Как многие журналисты – иначе грош нам цена, – я заранее знала, кто вошел в список городского конкурса «Человек года-2006». Среди людей известных, чьи имена действительно на слуху, был заведующий травматологическим отделением Челябинской городской больницы № 3 Виталий Дрягин, что меня очень порадовало.
Я даже приготовила маленькую речь, в которой хотела признаться, что и самой попасть в такую компанию тоже престижно. Жизнь дарит людям моей профессии удивительные встречи, и для меня лауреаты «Признания» – доктор Дрягин, учитель Попов, трубник Федоров – не только люди года, но еще и очень интересные личности, о которых я знаю, может быть, чуточку больше, чем все сидящие в зале. Кому, например, известно, что доктор Дрягин исповедует философию травмы, кто его любимая женщина, какая у него в жизни мечта?
Но в конвейерном прохождении лауреатов по сцене ответных речей по регламенту предусмотрено не было, и мои невысказанные мысли так и остались при мне.
Дрягин – разный. На церемонии – серьезный, закрытый, неулыбчивый. Сразу видно: рисоваться не любит. В больнице – всегда занятый, уверенный, деловой, быстрый. К нему обращаются каждую минуту, телефон не умолкает, он реагирует на всё, мгновенно принимает решения.
Его время сконцентрировано и дорого. Часто в семь утра он уже в больнице и задерживается до ночи. В нашу первую встречу Виталий Геннадьевич, как истинный хирург, для которого важны диагноз и план операции, строго спросил: «Чем обязан?» и «Каков план нашей беседы?» Причина была банальной: «О замечательном докторе, золотых руках, добром сердце» попросили написать его бывшие многочисленные пациенты, которых он поставил на ноги. Сложнее было с «планом беседы», которого у меня, признаюсь, не было. Я просто задала Виталию Геннадьевичу «первый вопрос» о травматологии. Часа полтора Виталий Геннадьевич отвечал, и было ясно, что понятия времени, когда речь о любимой профессии, для него не существует.
– Виталий Геннадьевич, почему все же травматология – одна из самых тяжелых областей медицины, где, порой, человека собирают по кусочкам, по косточкам, когда жизнь на волоске? Это же с ума сойти можно…
– Можно, но пока никто не сошел. А теперь представьте, как после всего этого ваш больной встает сначала на костыли, потом возьмет палочку и начнет ходить на своих ногах. Вот она – компенсация нашей профессии. К этому невозможно привыкнуть.

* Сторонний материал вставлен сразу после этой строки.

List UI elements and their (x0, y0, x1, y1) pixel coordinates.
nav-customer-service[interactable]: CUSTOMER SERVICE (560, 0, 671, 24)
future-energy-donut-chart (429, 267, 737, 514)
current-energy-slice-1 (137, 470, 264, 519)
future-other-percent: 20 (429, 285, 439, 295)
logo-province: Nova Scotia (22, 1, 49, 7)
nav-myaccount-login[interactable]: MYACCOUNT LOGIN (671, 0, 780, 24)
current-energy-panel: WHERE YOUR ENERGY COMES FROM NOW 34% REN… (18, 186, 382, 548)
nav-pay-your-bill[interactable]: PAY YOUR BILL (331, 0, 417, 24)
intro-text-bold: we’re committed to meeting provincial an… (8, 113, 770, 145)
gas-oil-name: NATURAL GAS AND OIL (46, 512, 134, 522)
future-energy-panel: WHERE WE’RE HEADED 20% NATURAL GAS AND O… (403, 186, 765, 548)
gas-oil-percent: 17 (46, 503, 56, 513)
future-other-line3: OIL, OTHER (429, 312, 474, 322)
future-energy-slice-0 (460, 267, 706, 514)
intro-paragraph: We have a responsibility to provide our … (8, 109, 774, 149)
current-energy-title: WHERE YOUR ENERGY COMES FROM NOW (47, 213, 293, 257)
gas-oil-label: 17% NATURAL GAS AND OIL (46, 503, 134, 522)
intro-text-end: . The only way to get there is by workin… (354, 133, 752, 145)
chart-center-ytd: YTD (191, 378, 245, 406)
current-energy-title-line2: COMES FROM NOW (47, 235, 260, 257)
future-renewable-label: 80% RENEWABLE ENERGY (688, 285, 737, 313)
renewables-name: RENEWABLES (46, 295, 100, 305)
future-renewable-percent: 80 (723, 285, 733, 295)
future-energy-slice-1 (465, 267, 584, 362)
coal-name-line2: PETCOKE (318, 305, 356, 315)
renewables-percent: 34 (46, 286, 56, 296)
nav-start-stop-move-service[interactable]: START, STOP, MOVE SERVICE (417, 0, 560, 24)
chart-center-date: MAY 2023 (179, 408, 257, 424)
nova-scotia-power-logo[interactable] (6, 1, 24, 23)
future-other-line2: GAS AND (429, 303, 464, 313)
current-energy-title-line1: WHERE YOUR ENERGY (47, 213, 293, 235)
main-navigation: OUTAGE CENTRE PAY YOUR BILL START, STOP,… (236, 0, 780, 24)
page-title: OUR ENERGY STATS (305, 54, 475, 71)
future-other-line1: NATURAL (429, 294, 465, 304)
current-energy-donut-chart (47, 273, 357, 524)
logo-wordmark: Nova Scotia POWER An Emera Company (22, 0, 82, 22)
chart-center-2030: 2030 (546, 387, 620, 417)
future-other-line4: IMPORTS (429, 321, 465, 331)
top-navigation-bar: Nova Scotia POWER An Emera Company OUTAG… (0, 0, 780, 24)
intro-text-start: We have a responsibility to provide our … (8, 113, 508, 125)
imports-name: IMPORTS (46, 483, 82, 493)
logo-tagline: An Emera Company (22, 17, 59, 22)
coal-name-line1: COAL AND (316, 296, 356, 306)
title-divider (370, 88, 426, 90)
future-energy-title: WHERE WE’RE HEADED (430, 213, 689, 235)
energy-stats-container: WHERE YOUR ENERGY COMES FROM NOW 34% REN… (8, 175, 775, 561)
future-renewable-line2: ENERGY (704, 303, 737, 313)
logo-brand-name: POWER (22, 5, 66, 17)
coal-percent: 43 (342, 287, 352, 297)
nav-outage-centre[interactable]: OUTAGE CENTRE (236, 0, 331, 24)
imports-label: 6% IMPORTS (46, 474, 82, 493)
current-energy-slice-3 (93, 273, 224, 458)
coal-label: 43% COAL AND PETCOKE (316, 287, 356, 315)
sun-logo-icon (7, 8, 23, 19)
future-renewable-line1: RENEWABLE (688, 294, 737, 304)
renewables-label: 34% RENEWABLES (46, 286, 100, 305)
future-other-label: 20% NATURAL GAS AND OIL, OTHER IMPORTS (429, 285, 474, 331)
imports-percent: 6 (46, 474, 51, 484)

Почему травматология? Мой отец был заведующим травматологическим отделением 5-й больницы, его знали на ЧГРЭСе все. Я вырос в больнице, отец брал меня на операции. Он был фанатом травматологии и старался передать мне все. Я помню его любимую фразу: «Ты еще не знаешь того, что я успел забыть».

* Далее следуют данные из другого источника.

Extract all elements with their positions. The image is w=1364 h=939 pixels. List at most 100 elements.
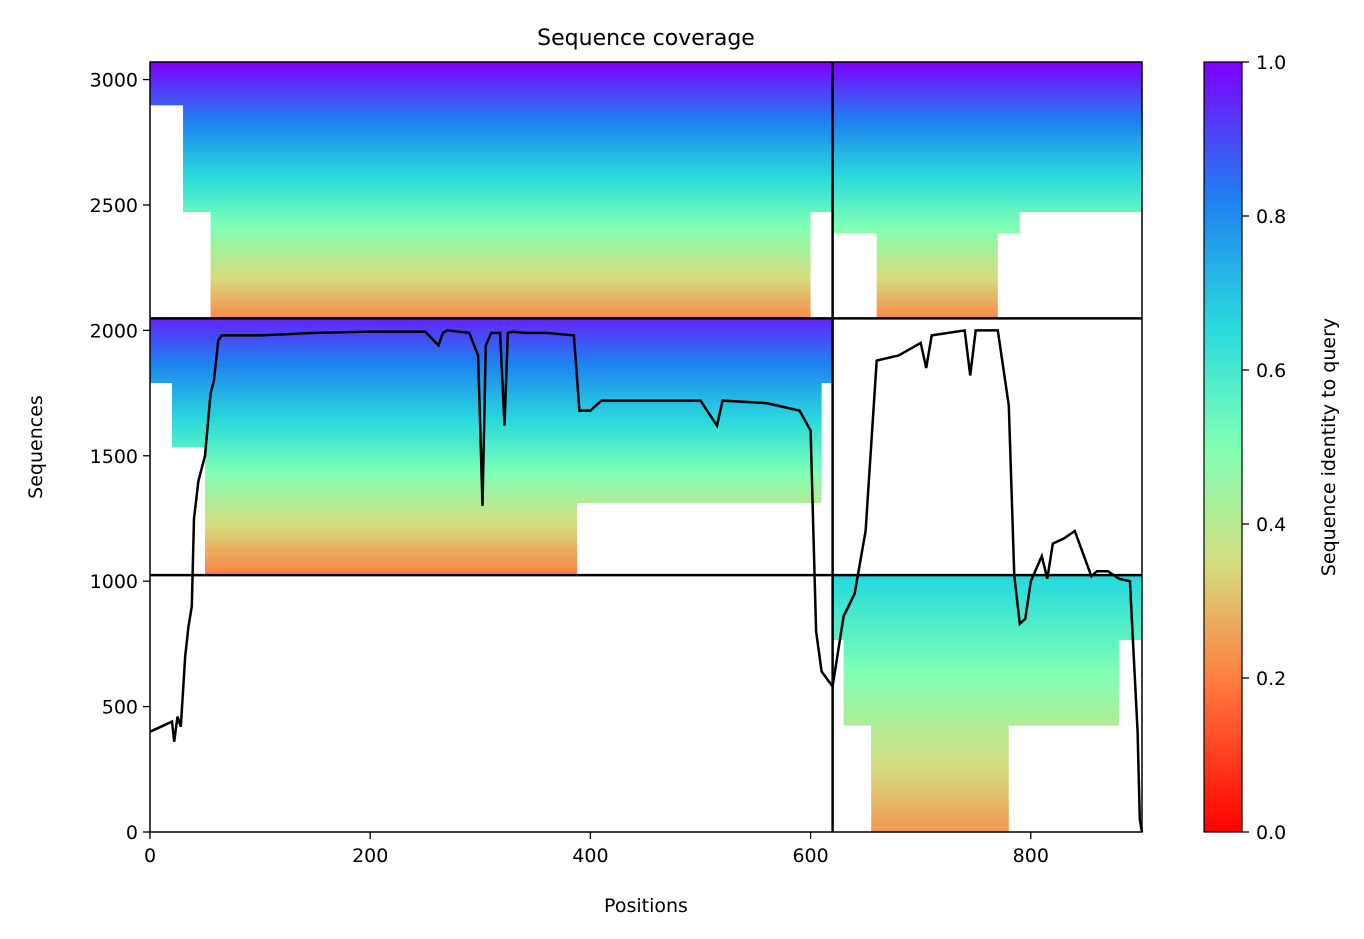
heatmap-band	[205, 566, 578, 572]
heatmap-band	[843, 677, 1119, 683]
heatmap-band	[150, 66, 833, 72]
heatmap-band	[832, 181, 1142, 187]
heatmap-band	[150, 365, 833, 371]
heatmap-band	[150, 79, 833, 84]
heatmap-band	[150, 100, 833, 106]
heatmap-band	[876, 284, 998, 290]
heatmap-band	[843, 707, 1119, 713]
heatmap-band	[210, 258, 811, 264]
heatmap-band	[871, 772, 1009, 777]
heatmap-band	[210, 279, 811, 285]
heatmap-band	[832, 220, 1020, 225]
heatmap-band	[832, 143, 1142, 149]
heatmap-band	[150, 361, 833, 367]
heatmap-band	[832, 224, 1020, 230]
heatmap-band	[832, 113, 1142, 119]
heatmap-band	[183, 117, 833, 123]
y-axis: 0 500 1000 1500 2000 2500 3000	[90, 70, 150, 844]
heatmap-band	[832, 79, 1142, 84]
heatmap-band	[183, 164, 833, 170]
colorbar-tick-label: 0.4	[1256, 514, 1286, 536]
colorbar-tick-label: 0.8	[1256, 206, 1286, 228]
heatmap-band	[205, 515, 578, 521]
heatmap-band	[832, 202, 1142, 208]
heatmap-band	[205, 549, 578, 555]
heatmap-band	[871, 802, 1009, 807]
heatmap-band	[832, 96, 1142, 102]
heatmap-band	[172, 386, 822, 392]
y-axis-label: Sequences	[25, 395, 47, 499]
heatmap-band	[150, 96, 833, 102]
heatmap-band	[832, 579, 1142, 585]
heatmap-band	[832, 600, 1142, 606]
heatmap-band	[832, 198, 1142, 204]
heatmap-band	[871, 737, 1009, 743]
heatmap-band	[843, 665, 1119, 670]
heatmap-band	[150, 339, 833, 345]
heatmap-band	[150, 91, 833, 97]
x-axis-label: Positions	[604, 895, 688, 917]
heatmap-band	[183, 121, 833, 127]
heatmap-band	[183, 181, 833, 187]
heatmap-band	[832, 130, 1142, 136]
heatmap-band	[871, 797, 1009, 803]
heatmap-band	[843, 690, 1119, 696]
heatmap-band	[843, 716, 1119, 722]
heatmap-band	[871, 793, 1009, 799]
heatmap-band	[172, 425, 822, 431]
heatmap-band	[876, 301, 998, 307]
heatmap-band	[150, 356, 833, 362]
heatmap-band	[150, 83, 833, 89]
heatmap-band	[210, 301, 811, 307]
plot-frame	[149, 61, 1143, 833]
heatmap-band	[205, 502, 578, 508]
heatmap-band	[832, 194, 1142, 200]
heatmap-band	[172, 395, 822, 401]
heatmap-band	[832, 173, 1142, 178]
heatmap-band	[871, 784, 1009, 790]
heatmap-band	[832, 215, 1020, 221]
heatmap-band	[832, 70, 1142, 76]
heatmap-band	[871, 776, 1009, 782]
heatmap-band	[205, 558, 578, 563]
heatmap-band	[205, 468, 822, 474]
heatmap-band	[205, 519, 578, 525]
heatmap-band	[150, 326, 833, 332]
heatmap-band	[150, 87, 833, 93]
heatmap-band	[150, 348, 833, 354]
heatmap-band	[210, 267, 811, 272]
heatmap-band	[150, 344, 833, 349]
heatmap-band	[832, 100, 1142, 106]
heatmap-band	[876, 245, 998, 251]
heatmap-band	[876, 271, 998, 277]
heatmap-band	[876, 292, 998, 298]
heatmap-band	[183, 143, 833, 149]
colorbar-ticks: 0.0 0.2 0.4 0.6 0.8 1.0	[1242, 52, 1286, 844]
heatmap-band	[843, 695, 1119, 700]
heatmap-band	[832, 626, 1142, 632]
heatmap-band	[876, 275, 998, 281]
x-tick-label: 0	[144, 845, 156, 867]
heatmap-band	[871, 780, 1009, 786]
heatmap-band	[876, 237, 998, 243]
heatmap-band	[172, 438, 822, 444]
heatmap-band	[210, 224, 811, 230]
heatmap-band	[843, 643, 1119, 649]
heatmap-block	[832, 575, 1142, 832]
coverage-heatmap	[150, 62, 1142, 832]
heatmap-band	[205, 510, 578, 516]
heatmap-band	[150, 62, 833, 67]
heatmap-band	[172, 412, 822, 418]
heatmap-band	[843, 656, 1119, 662]
y-tick-label: 2500	[90, 195, 138, 217]
heatmap-band	[210, 245, 811, 251]
heatmap-band	[210, 296, 811, 302]
heatmap-band	[832, 622, 1142, 628]
heatmap-band	[832, 228, 1020, 234]
heatmap-band	[832, 160, 1142, 166]
heatmap-band	[832, 190, 1142, 196]
heatmap-band	[210, 292, 811, 298]
heatmap-band	[832, 66, 1142, 72]
heatmap-band	[832, 74, 1142, 80]
heatmap-band	[205, 459, 822, 465]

– О хирургии часто говорят «ювелирная работа».
– Ну не знаю. Наши инструменты – молоток, пневмопила, щипцы… Скорее, это работа крепких мастеровых, когда требуется физическая сила, выносливость, крепкие нервы. Ты всегда возбужден, и даже после операции находишься в какой-то эйфории от сознания, что все удалось. И только потом наваливается усталость, хочется просто грохнуться на диван. И так постоянно. Хорошего хирурга делают не регалии, не звания, а ежедневные походы в операционную. В травматологии операции – неплановые, часто с опасными неожиданностями, это работа на тонкой грани между жизнью и смертью.
– Ваш «конек» – операции по замене тазобедренных суставов. Я знаю, что это такое. Моя собственная тетя, сломав шейку бедра, пролежала четыре года неподвижно. Она устала жить и ждала ухода в иные миры, как избавления…
– Раньше такой перелом всегда означал приговор – неподвижность. В лучшем случае —костыли, передвижение с табуретом. Причем, часто это проблема не только пожилого возраста. Была у меня пациентка, милая такая девушка – у нее врожденный вывих бедра. Она вообще не могла ходить. А после операции, когда сустав заменили, пошла. Через какое-то время приходит с молодым человеком – замуж вышла, малыша ждут. И ведь справилась, ребенка здорового родила. Так что я почти крестный отец. И это не единственный случай.
Сейчас тоже одна лежит: поражены оба сустава. И та же история: операция, замужество. Недавно спрашивает так осторожно: Виталий Геннадьевич, а ребенка я смогу иметь? Можешь, – говорю – и даже не одного. Я слежу за своими прооперированными пациентами – всех помню, они со мной часто советуются и даже не по медицинским проблемам.
– А возраст для пожилых людей не ограничен, ведь операция сложнейшая?
– Что касается пожилых. Однажды на международном симпозиуме один наш молодой соотечественник, уже доктор наук, делился: «Мы, – говорит, – не оперируем стариков. Только спицы в бедро вставляем. Двигаются такие больные по дому – и хорошо». Слушая его, старейший российский травматолог, корифей, профессор Лирцман вскипел: «Мне вот тоже восемьдесят. И случись такое, «какой уготовили мне маршрут: на костылях от койки до горшка? И это вы называете жизнью?»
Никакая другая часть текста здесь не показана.